As day turned into night, we were back on deadline-day message, but White was nowhere to be seen. Tony Cottee, the former West Ham player, was there, telling Sawyer how clubs like his alma mater were “desperate”. Magee was there too, in the rain, delighted to have dragged in a few of leafy Surrey’s teenagers to form a backdrop.

Then with three hours, 14 minutes and 34 seconds left of the window, there White was, in a backstage area of Sky Sports News studios making funny faces and adjusting his tie. Was he about to make an appearance? Sadly no. It was just a teaser. A teaser – for a news-presenting shift. In the background you could hear the sound of television eating its own carrion.

He did make an entrance 10 minutes later in what was possibly the most cringeworthy newsroom scene since that TV blooper favourite with the American newscaster asking her (male) weather presenter about the absence of forecast snow with the question: “So Bob, where were those eight inches you promised me last night?”

White and a few other Sky stalwarts invaded the studio, ordering Cottee out of his chair, to much sycophantic guffawing. He may have shouted “It’s my turn now”, or we may just have imagined it. But it summed up what is wrong with the transfer window: the whole thing is so darned contrived, especially if it is a quiet one like last Friday’s was. “What a start,” White shouted, 45 minutes into his shift, after precisely nothing had happened.
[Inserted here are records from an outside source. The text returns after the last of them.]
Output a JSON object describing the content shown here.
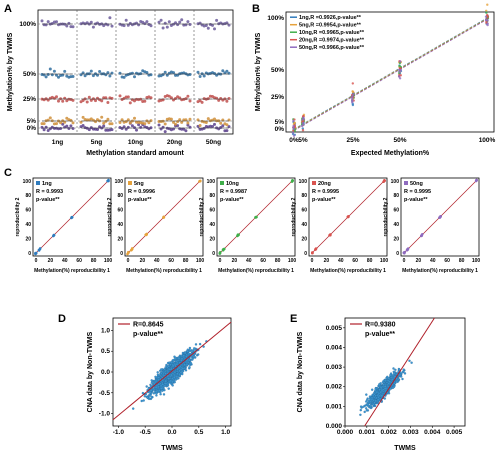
{
  "chart_data": [
    {
      "panel": "A",
      "type": "scatter",
      "ylabel": "Methylation% by TWMS",
      "xlabel": "Methylation standard amount",
      "categories": [
        "1ng",
        "5ng",
        "10ng",
        "20ng",
        "50ng"
      ],
      "y_ticks": [
        "0%",
        "5%",
        "25%",
        "50%",
        "100%"
      ],
      "y_tick_values": [
        0,
        5,
        25,
        50,
        100
      ],
      "series": [
        {
          "values": [
            0,
            0,
            0,
            0,
            0
          ],
          "color": "#5b3f8c"
        },
        {
          "values": [
            5,
            5,
            5,
            5,
            5
          ],
          "color": "#cf8f3b"
        },
        {
          "values": [
            25,
            25,
            25,
            25,
            25
          ],
          "color": "#c0504d"
        },
        {
          "values": [
            50,
            50,
            50,
            50,
            50
          ],
          "color": "#2f6d9f"
        },
        {
          "values": [
            100,
            100,
            100,
            100,
            100
          ],
          "color": "#6b5b9a"
        }
      ]
    },
    {
      "panel": "B",
      "type": "scatter",
      "ylabel": "Methylation% by TWMS",
      "xlabel": "Expected Methylation%",
      "x_ticks": [
        "0%",
        "5%",
        "25%",
        "50%",
        "100%"
      ],
      "y_ticks": [
        "0%",
        "5%",
        "25%",
        "50%",
        "100%"
      ],
      "tick_values": [
        0,
        5,
        25,
        50,
        100
      ],
      "series": [
        {
          "name": "1ng,R =0.9926,p-value**",
          "color": "#2f7bbd"
        },
        {
          "name": "5ng,R =0.9954,p-value**",
          "color": "#e6a23c"
        },
        {
          "name": "10ng,R =0.9965,p-value**",
          "color": "#3fae49"
        },
        {
          "name": "20ng,R =0.9974,p-value**",
          "color": "#d9534f"
        },
        {
          "name": "50ng,R =0.9966,p-value**",
          "color": "#8e6bbf"
        }
      ]
    },
    {
      "panel": "C",
      "type": "scatter",
      "xlabel": "Methylation(%) reproducibility 1",
      "ylabel": "reproducibility 2",
      "x_ticks": [
        0,
        20,
        40,
        60,
        80,
        100
      ],
      "y_ticks": [
        0,
        20,
        40,
        60,
        80,
        100
      ],
      "panels": [
        {
          "name": "1ng",
          "r": "R = 0.9993",
          "p": "p-value**",
          "color": "#2f7bbd"
        },
        {
          "name": "5ng",
          "r": "R = 0.9996",
          "p": "p-value**",
          "color": "#e6a23c"
        },
        {
          "name": "10ng",
          "r": "R = 0.9987",
          "p": "p-value**",
          "color": "#3fae49"
        },
        {
          "name": "20ng",
          "r": "R = 0.9995",
          "p": "p-value**",
          "color": "#d9534f"
        },
        {
          "name": "50ng",
          "r": "R = 0.9995",
          "p": "p-value**",
          "color": "#8e6bbf"
        }
      ]
    },
    {
      "panel": "D",
      "type": "scatter",
      "xlabel": "TWMS",
      "ylabel": "CNA data by Non-TWMS",
      "r": "R=0.8645",
      "p": "p-value**",
      "x_ticks": [
        "-1.0",
        "-0.5",
        "0.0",
        "0.5",
        "1.0"
      ],
      "y_ticks": [
        "-1.0",
        "-0.5",
        "0.0",
        "0.5",
        "1.0"
      ],
      "xlim": [
        -1.1,
        1.1
      ],
      "ylim": [
        -1.3,
        1.3
      ]
    },
    {
      "panel": "E",
      "type": "scatter",
      "xlabel": "TWMS",
      "ylabel": "CNA data by Non-TWMS",
      "r": "R=0.9380",
      "p": "p-value**",
      "x_ticks": [
        "0.000",
        "0.001",
        "0.002",
        "0.003",
        "0.004",
        "0.005"
      ],
      "y_ticks": [
        "0.000",
        "0.001",
        "0.002",
        "0.003",
        "0.004",
        "0.005"
      ],
      "xlim": [
        0,
        0.0055
      ],
      "ylim": [
        0,
        0.0055
      ]
    }
  ],
  "labels": {
    "A": "A",
    "B": "B",
    "C": "C",
    "D": "D",
    "E": "E"
  },
  "colors": {
    "line": "#b0202a",
    "scatter": "#3a95d0",
    "dark": "#1f4f7a"
  }
}
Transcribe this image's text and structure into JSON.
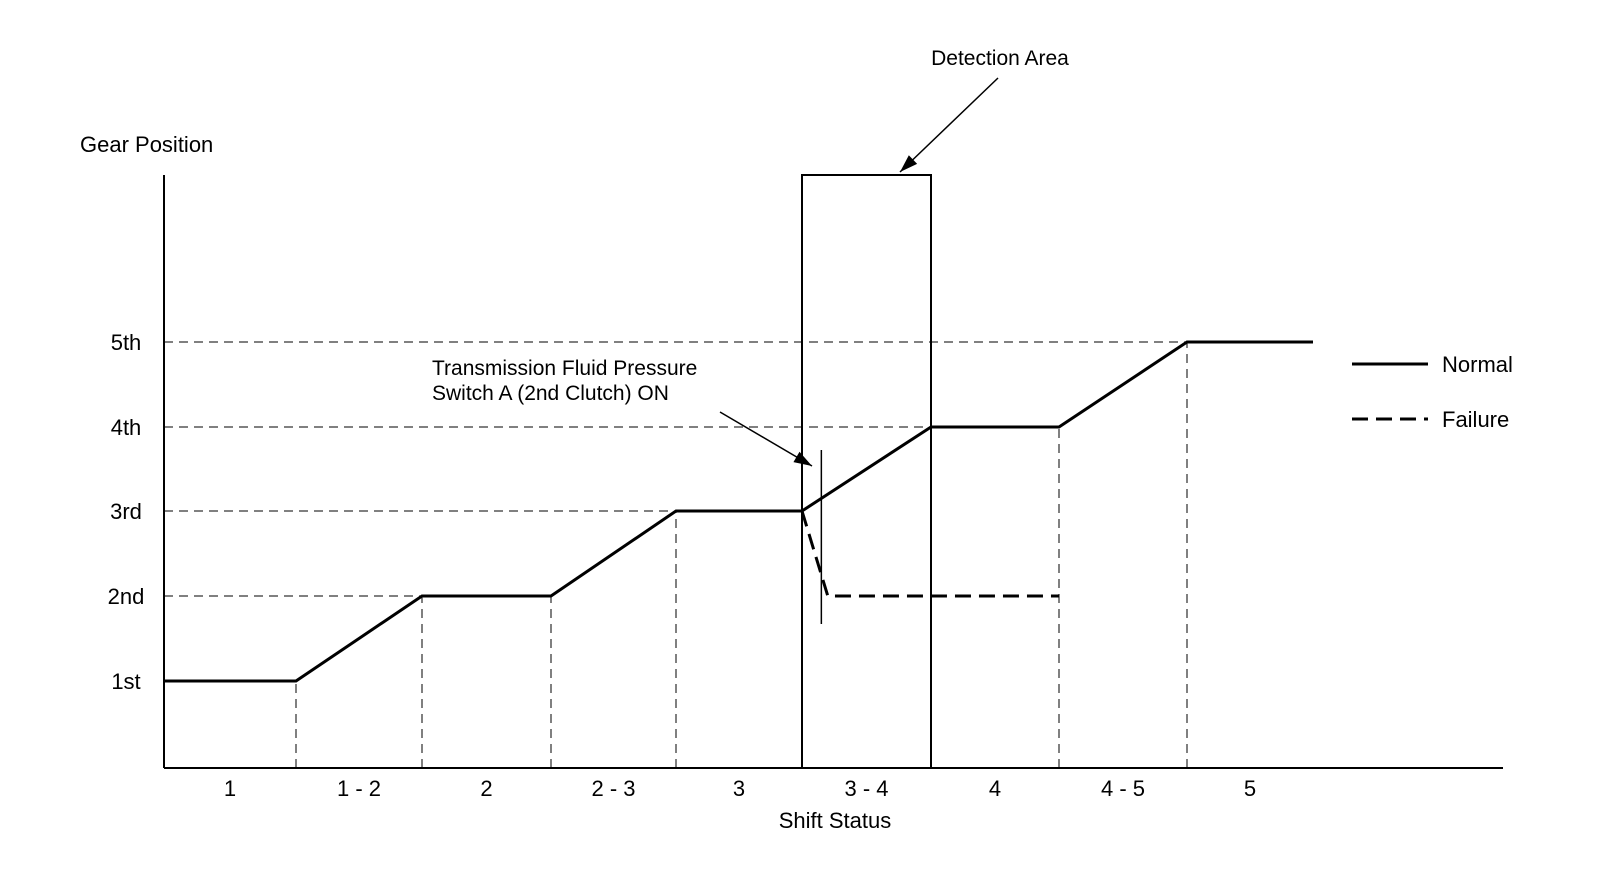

Yes, there is an excitement about the expectation – often unfulfilled – of that big name clinching a deal and the reporters up and down the country do a good job of keeping the pace up. But the cult of personality that White has attempted to conjure just doesn’t work; he has fallen hard into self-parody.

There was worse to come. Gary Cotterill, reporting from West Ham’s training ground, had a total lack of news (“It’s a frugal window for the Hammers”, he said through gritted teeth) so he instead reported that a woman named Lucy had delivered some pizza to him.

As we watched Cotterill chew a slice for a full five seconds, we could see that in the absence of anything happening, the reporters had become the story. Gonzo? One of the muppets, anyway.